Health officials are issuing very ominous warnings about the potential for an H5N1 (bird flu or avian influenza) pandemic among humans at the same time that the WHO is preparing for a vote on the global pandemic treaty at the 77th World Health Assembly at the end of this month. 

The global pandemic treaty will give the World Health Organisation far more authority than it had during the last pandemic, and a lot of people are deeply concerned about how that power will be used during the next major health crisis. 

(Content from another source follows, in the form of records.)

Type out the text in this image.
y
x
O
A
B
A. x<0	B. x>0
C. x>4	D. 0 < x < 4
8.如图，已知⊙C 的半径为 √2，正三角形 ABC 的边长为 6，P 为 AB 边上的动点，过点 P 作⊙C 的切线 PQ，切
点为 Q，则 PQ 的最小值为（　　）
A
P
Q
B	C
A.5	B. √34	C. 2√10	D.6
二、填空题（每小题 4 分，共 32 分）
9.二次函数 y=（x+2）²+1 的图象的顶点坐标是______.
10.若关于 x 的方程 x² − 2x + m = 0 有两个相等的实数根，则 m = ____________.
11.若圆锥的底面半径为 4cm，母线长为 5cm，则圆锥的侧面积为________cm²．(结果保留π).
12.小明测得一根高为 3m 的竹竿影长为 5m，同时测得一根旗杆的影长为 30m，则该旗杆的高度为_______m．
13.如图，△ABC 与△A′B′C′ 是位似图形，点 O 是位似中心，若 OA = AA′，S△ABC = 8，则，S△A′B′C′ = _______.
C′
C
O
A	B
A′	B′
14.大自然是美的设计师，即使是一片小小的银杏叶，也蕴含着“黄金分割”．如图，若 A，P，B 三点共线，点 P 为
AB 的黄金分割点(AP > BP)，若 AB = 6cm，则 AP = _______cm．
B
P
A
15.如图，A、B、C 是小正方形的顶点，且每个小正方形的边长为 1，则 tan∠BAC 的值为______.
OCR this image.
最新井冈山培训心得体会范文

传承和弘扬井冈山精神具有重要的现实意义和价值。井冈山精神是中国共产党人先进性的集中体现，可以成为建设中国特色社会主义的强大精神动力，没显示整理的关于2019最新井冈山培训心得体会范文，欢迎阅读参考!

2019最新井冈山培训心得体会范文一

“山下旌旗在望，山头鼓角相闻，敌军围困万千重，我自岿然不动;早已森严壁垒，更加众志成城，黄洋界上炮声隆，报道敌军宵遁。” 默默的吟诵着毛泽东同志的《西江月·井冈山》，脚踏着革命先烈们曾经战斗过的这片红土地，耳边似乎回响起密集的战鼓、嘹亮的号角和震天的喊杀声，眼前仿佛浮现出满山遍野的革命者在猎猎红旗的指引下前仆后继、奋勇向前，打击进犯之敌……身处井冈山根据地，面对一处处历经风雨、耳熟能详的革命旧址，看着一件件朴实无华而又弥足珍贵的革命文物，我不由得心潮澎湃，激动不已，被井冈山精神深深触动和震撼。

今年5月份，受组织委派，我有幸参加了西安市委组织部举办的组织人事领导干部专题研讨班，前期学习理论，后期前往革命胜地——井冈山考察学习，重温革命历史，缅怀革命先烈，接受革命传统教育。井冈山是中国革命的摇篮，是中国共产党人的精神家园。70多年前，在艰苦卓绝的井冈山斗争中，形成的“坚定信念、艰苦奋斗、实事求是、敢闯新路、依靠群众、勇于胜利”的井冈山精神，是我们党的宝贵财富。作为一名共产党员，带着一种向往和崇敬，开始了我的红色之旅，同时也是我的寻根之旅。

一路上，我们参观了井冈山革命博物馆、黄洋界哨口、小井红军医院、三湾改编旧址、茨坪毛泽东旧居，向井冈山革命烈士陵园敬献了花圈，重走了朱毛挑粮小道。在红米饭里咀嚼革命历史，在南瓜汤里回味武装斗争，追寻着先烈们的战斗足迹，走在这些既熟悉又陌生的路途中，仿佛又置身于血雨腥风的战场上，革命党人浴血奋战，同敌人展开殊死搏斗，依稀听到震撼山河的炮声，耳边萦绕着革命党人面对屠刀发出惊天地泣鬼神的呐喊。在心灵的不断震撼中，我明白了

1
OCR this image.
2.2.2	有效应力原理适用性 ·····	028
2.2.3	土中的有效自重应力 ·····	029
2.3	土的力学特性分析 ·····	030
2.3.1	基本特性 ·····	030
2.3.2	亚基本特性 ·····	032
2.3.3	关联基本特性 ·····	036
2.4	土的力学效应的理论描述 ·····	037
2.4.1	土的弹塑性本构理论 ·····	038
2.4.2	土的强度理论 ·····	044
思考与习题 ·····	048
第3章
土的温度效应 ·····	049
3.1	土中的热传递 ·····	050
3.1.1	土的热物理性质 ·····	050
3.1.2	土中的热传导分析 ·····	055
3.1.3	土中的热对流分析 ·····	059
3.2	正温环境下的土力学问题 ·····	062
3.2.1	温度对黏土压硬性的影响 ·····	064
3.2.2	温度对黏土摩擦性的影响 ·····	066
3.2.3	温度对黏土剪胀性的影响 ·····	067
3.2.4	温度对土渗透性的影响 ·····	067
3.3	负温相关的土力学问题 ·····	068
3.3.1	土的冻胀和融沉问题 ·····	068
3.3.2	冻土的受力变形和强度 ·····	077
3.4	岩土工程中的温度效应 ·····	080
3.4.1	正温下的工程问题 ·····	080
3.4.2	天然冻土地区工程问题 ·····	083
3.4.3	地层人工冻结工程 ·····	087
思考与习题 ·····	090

As you will see below, two more human cases of the bird flu have just been confirmed.  If the bird flu mutates into a form that can spread easily from human to human, that will create an enormous amount of fear, and the death toll could potentially be catastrophic.  In such an environment, what sort of extreme measures would the World Health Organisation decide to institute?

In recent weeks, negotiators have been feverishly working to finalise the global pandemic treaty.  The following comes directly from the official WHO website:

Governments of the world today agreed to continue working on a proposed pandemic agreement, and to further refine the draft, ahead of the Seventy-seventh World Health Assembly that starts 27 May 2024.

Governments meeting at the World Health Organisation headquarters in Geneva agreed to resume hybrid and in-person discussions over coming weeks to advance work on critical issues, including around a proposed new global system for pathogen access and benefits sharing (i.e. life-saving vaccines, treatments and diagnostics); pandemic prevention and One Health; and the financial coordination needed to scale up countries’ capacities to prepare for and respond to pandemics.Governments agree to continue their steady progress on proposed pandemic agreement ahead of the World Health Assembly, WHO, 10 May 2024

Here in the United States, the corporate media has been strangely quiet about this treaty, but it is a really big deal.